The good side, however, is that true talent rises quickly.  When you can't hide what you're doing in expensive post production effects and all there is is you and your camera it becomes immediately obvious where the real talent is.  And Uruguayan director Gustavo Hernandez - to say nothing of his DP Pedro Luque - appears to be areal talent.

Not content to go simply single camera, Hernandez and the rest of the team behind La Casa Muda are pushing things even farther, shooting the entire film in a single take. It's not actually the first time this has been done in horror - Albert Pyun did it with Infection, for one - as they're claiming but it is pretty damn rare. Even more rare is to attack this format and have it look as good as things do here.  The film was reportedly shot on a digital still camera rather than a true video camera and clearly Luque has spent an awful lot of time getting to know his equipment and his lighting because this looks fantastic. More importantly, it looks truly scary.

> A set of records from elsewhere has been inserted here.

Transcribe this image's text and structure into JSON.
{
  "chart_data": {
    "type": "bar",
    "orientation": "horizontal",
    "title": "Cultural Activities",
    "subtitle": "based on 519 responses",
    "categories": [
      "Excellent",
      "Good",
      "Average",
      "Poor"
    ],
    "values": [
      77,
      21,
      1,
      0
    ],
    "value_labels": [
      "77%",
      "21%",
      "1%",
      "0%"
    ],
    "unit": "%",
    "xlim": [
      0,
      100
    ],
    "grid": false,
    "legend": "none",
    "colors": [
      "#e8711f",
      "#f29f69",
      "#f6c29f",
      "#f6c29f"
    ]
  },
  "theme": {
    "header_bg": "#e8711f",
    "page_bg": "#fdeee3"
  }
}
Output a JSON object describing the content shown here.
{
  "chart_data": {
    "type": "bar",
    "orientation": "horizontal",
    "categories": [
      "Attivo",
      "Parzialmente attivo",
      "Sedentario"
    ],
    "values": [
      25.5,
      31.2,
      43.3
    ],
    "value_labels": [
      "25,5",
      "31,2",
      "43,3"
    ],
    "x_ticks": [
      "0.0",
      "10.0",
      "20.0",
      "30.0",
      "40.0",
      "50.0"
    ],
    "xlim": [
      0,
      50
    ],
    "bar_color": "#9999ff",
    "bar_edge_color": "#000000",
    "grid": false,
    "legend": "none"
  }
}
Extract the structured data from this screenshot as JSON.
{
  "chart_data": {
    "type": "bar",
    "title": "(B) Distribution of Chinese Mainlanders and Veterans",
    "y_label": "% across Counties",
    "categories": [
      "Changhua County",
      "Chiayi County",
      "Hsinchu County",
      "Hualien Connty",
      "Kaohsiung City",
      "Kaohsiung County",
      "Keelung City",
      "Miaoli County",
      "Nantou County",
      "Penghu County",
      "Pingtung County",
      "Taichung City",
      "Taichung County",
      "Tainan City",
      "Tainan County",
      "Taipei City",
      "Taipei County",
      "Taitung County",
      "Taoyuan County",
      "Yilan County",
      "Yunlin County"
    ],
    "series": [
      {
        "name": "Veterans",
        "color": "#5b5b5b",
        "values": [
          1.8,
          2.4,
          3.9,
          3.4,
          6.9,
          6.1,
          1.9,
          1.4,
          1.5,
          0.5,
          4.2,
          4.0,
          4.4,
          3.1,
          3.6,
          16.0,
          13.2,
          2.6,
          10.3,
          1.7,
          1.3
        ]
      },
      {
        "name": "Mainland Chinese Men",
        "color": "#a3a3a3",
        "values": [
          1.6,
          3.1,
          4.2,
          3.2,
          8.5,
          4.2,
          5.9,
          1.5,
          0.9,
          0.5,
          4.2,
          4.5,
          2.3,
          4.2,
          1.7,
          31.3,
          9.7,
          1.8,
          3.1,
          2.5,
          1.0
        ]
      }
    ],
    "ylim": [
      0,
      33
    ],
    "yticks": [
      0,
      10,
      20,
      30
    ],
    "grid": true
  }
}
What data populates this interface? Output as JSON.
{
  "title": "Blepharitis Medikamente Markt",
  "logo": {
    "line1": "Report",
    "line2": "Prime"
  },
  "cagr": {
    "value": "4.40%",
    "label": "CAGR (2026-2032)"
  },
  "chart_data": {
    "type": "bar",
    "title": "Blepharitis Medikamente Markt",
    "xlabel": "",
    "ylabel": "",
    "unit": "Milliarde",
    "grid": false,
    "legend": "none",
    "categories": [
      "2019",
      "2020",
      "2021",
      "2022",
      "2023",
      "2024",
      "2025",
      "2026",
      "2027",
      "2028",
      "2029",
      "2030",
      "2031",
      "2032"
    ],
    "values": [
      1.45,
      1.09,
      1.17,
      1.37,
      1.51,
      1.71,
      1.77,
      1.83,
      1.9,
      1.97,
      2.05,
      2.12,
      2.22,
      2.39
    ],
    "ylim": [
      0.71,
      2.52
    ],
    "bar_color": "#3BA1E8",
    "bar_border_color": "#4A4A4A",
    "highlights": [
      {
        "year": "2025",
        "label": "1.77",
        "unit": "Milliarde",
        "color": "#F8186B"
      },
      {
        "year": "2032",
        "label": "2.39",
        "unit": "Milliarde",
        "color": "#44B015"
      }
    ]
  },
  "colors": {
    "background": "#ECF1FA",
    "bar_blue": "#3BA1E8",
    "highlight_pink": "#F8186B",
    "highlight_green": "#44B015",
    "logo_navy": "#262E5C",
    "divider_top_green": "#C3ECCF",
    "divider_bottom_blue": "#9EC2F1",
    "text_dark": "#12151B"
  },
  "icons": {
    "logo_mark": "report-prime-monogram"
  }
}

Dread Central just found an English subtitled version of the teaser.  Check it out below.

Laura (Florencia Colucci) and her father Wilson (Gustavo Alonso) settle down in a cottage that seems to be off the beaten track in order to update it since its owner (Abel Tripaldi) will soon put the house up for sale. They will spend the night there in order to start the repairs the following morning. Everything seems to go smoothly until Laura hears a sound that comes from outside and gets louder and louder on the upper floor of the house. Wilson goes up to see what is going on while she remains downstairs on her own, waiting for her father to come down. The plot is based on a true story that happened some time ago in a small village in Uruguay. La Casa Muda focuses on the last seventy-eight minutes, second by second, while Laura attempts to leave the house, which hides an obscure secret, unharmed.